Beasts of the Southern Wild from director Benh Zeitlin is a highly visceral film in many regards. From its characters, their questionable actions, the evocative score, and the worthy direction – the movie is vibrant with passion and pronouncement without being pretentious or manipulative. The atmosphere created is akin to that of a fantastic poem, punctuated by the harsh realities that its characters try to avoid, but nonetheless prepare for. The world of the Southern Wild is both rife with magic and tragedy.
Six-year-old Hushpuppy (Quvenzhane Wallis) is a strong but quizzical young girl who lives with her father, Wink (Dwight Henry) in a southern Louisiana bayou cut off from the rest of civilization by a levee (thus earning the bayou its name, the “bathtub”). Wink is an ill-tempered man with an equally ill body. As a storm approaches the bathtub, a handful of the devoted community decides to stand their ground against the elements against all odds, and also against the authorities who threaten their way of life (regardless of their intentions).
Wallis gives an amazing performance as Hushpuppy. She perfectly portrays the characters strong will, but also her natural fears and curiosities. Henry’s Wink is also a good performance. The character is a divisive one. His treatment of Hushpuppy is cruel, and to many, perhaps inexcusable. But his motivations are pure, even if his methods may not be.

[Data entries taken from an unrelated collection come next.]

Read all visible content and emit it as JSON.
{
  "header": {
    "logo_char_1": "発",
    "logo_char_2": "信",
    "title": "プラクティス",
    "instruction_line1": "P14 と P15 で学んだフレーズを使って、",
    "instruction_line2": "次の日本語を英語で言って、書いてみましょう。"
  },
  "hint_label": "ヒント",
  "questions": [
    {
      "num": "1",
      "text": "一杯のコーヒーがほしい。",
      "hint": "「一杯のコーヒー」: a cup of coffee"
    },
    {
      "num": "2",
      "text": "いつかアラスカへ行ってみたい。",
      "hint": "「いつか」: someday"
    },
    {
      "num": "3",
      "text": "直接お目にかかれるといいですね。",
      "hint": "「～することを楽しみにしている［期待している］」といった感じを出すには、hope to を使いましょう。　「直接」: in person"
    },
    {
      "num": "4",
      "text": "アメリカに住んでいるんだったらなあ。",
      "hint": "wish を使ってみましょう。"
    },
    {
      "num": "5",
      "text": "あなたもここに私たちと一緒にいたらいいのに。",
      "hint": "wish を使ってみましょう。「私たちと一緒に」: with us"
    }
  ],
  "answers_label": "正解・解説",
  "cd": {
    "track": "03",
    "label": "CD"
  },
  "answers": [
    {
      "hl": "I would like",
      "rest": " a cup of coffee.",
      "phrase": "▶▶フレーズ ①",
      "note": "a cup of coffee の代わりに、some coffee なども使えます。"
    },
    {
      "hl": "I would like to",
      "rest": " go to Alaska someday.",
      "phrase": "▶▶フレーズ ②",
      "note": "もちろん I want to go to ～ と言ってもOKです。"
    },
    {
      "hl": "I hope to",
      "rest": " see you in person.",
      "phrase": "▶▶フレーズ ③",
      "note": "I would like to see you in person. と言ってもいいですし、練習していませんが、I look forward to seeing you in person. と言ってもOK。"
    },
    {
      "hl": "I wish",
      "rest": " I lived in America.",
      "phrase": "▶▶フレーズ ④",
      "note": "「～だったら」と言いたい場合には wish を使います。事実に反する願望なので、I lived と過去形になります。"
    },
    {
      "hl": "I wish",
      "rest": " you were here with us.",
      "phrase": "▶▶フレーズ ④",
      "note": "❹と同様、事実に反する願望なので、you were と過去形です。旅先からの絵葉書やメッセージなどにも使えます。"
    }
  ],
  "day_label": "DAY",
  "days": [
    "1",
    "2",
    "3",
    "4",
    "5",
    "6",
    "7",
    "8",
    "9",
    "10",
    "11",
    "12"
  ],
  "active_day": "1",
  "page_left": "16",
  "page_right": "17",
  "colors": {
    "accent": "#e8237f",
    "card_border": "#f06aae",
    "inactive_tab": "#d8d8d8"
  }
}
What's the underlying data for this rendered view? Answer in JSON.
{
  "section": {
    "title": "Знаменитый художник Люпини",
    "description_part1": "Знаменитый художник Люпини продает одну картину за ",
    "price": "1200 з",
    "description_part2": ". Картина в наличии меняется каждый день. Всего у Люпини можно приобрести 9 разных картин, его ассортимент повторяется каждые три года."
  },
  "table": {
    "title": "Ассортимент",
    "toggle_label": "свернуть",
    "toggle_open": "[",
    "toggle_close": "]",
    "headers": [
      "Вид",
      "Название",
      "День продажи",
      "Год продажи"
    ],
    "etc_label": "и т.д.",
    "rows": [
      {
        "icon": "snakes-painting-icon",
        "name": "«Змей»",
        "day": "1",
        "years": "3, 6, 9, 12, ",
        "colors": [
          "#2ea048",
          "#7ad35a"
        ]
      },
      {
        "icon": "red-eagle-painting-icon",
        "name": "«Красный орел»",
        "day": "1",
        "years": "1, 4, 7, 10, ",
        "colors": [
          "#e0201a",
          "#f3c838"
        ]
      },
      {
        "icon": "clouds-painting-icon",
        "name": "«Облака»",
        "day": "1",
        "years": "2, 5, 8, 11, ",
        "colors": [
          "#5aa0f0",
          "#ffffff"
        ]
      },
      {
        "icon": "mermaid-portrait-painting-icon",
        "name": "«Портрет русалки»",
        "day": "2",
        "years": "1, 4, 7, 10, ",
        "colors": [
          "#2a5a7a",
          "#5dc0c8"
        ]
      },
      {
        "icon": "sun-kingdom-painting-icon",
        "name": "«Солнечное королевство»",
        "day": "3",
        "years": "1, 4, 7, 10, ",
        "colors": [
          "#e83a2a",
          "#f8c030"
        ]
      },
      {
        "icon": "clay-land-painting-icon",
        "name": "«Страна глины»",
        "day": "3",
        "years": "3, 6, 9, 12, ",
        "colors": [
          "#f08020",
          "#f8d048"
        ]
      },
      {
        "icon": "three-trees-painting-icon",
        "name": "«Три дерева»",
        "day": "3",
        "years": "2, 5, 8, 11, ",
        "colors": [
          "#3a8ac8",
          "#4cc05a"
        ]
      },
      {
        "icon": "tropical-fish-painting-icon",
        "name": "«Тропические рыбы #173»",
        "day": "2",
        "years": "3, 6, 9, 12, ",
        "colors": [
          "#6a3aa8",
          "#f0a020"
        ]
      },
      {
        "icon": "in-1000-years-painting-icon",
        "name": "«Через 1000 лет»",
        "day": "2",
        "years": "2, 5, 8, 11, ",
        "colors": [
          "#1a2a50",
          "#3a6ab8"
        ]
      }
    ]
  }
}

The movie is punctuated by Hushpuppy’s narration, where she exposits her worldview and perception of the events that transpire in her life through it (imaginatively through the physical representation of prehistoric aurochs). Honed by her father to be strong enough to endure the harshness of the bathtub since birth, Hushpuppy’s comprehension of the world and how it truly operates is initially skewed, and the movie is really about her journey, as well as the journey of her fellow bathtub residents, to come to terms with the reality of accepting change, and moving on.